Out of every 100 paintings I do, I think I am truly happy with maybe two. And by that, I mean I look at it and see that what was inside of me when I was painting, manifested itself through pigment and water onto the paper. It's a good feeling when that serendipity happens, and I would like it to show up more than two percent of the time! This painting is a culmination of studies of clotheslines that I've done over the years .
Why clotheslines? I love everything about them visually because they encompass all that I want to experiment with in watercolor.: Light, shadow, luminosity, shape, form, and preserving the white of the paper. My challenge has been to paint the clothesline and fabrics, with all of their folds, textures, and shadow detail, while simultaneously maintaining the freedom and playfulness of the abstract. When it comes down to it, that's what I strive to do in all of my paintings, enabling me to get to the essence and power of the subject.

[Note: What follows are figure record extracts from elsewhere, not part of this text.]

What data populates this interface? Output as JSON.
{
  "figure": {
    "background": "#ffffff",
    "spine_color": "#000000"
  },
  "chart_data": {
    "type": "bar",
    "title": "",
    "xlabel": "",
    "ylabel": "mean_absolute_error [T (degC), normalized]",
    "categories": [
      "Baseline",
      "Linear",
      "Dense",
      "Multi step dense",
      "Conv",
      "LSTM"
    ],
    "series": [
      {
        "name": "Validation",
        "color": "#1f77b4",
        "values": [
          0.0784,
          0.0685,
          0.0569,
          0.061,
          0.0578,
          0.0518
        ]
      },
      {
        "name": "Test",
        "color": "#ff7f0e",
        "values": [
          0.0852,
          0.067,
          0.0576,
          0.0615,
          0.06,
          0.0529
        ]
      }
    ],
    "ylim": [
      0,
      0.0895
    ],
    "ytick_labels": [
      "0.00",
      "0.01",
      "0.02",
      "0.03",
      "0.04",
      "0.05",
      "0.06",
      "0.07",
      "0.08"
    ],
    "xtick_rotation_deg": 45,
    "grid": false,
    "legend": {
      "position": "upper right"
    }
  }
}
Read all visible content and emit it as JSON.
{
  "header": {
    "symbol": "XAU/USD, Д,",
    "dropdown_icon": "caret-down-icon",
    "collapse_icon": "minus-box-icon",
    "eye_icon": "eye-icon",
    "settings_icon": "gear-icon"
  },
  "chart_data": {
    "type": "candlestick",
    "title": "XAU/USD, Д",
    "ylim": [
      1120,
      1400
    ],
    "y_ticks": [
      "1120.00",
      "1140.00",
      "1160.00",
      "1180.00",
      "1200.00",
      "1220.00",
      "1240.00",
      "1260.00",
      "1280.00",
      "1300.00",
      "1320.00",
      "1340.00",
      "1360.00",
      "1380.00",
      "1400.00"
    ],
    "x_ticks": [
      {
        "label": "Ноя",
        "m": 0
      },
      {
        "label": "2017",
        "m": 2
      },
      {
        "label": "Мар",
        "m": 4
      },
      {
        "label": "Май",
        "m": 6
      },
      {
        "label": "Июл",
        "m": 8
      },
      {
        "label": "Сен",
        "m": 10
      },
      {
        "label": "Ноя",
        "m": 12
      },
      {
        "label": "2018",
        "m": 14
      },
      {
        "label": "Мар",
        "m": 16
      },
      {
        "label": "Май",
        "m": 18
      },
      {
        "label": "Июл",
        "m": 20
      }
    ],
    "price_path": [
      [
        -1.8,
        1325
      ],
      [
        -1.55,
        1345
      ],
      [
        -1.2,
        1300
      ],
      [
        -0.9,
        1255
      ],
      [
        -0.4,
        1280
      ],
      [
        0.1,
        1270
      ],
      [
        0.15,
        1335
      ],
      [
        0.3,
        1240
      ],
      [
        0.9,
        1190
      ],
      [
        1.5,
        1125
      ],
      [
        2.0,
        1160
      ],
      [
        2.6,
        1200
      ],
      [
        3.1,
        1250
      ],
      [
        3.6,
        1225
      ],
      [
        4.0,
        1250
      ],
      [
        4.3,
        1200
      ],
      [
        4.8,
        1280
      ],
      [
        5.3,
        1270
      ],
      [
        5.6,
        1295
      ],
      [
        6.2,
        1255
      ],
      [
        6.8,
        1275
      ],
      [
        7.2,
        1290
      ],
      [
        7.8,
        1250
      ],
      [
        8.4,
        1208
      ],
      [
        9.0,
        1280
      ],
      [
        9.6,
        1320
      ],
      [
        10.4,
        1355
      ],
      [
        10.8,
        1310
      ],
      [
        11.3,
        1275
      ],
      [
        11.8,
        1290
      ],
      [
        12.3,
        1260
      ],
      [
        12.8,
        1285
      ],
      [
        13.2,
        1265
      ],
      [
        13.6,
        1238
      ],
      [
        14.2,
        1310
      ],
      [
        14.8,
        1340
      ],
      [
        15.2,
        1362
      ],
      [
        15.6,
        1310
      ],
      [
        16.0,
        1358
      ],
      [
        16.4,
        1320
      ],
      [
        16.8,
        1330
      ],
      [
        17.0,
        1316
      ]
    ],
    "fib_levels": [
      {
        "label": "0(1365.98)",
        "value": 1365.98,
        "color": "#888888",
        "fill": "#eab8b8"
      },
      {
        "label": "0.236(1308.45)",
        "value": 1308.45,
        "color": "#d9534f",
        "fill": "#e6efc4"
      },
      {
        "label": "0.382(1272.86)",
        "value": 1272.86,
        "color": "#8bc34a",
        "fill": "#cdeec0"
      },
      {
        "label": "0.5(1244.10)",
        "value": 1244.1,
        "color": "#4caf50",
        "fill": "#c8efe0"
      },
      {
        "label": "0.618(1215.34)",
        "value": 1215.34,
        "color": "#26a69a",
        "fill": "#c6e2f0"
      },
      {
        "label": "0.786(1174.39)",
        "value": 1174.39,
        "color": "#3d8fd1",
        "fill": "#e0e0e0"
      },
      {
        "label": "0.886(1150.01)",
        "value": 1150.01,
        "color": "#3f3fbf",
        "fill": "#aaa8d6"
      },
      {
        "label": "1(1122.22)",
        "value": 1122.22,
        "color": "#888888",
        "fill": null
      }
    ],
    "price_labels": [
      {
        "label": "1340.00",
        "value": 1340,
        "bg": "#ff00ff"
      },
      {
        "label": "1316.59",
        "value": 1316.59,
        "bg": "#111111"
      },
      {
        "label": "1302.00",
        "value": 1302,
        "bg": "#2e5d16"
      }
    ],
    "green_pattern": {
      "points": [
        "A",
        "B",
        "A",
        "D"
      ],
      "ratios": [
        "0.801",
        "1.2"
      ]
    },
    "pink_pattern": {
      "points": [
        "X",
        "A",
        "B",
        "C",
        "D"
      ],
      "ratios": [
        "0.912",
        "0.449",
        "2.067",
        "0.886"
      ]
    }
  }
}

The power in this painting is that it resonates emotionally with so many people on various levels. As soon as I posted it, people began talking about their memories of being with mom or grandma out in the backyard hanging laundry on the line, or the fresh smell of cotton sheets after being dried in the sun all day. An old clothesline blowing in the wind seems to bring back universal childhood memories of a slower time when bright summer days stretched out like long shadows into evening.
This is the first painting in a series dealing with preserving whites and light, maintaining luminosity and playing loosely. I'm hoping to push past some tightness and deal with the painting as a whole, living entity. Learning as I go.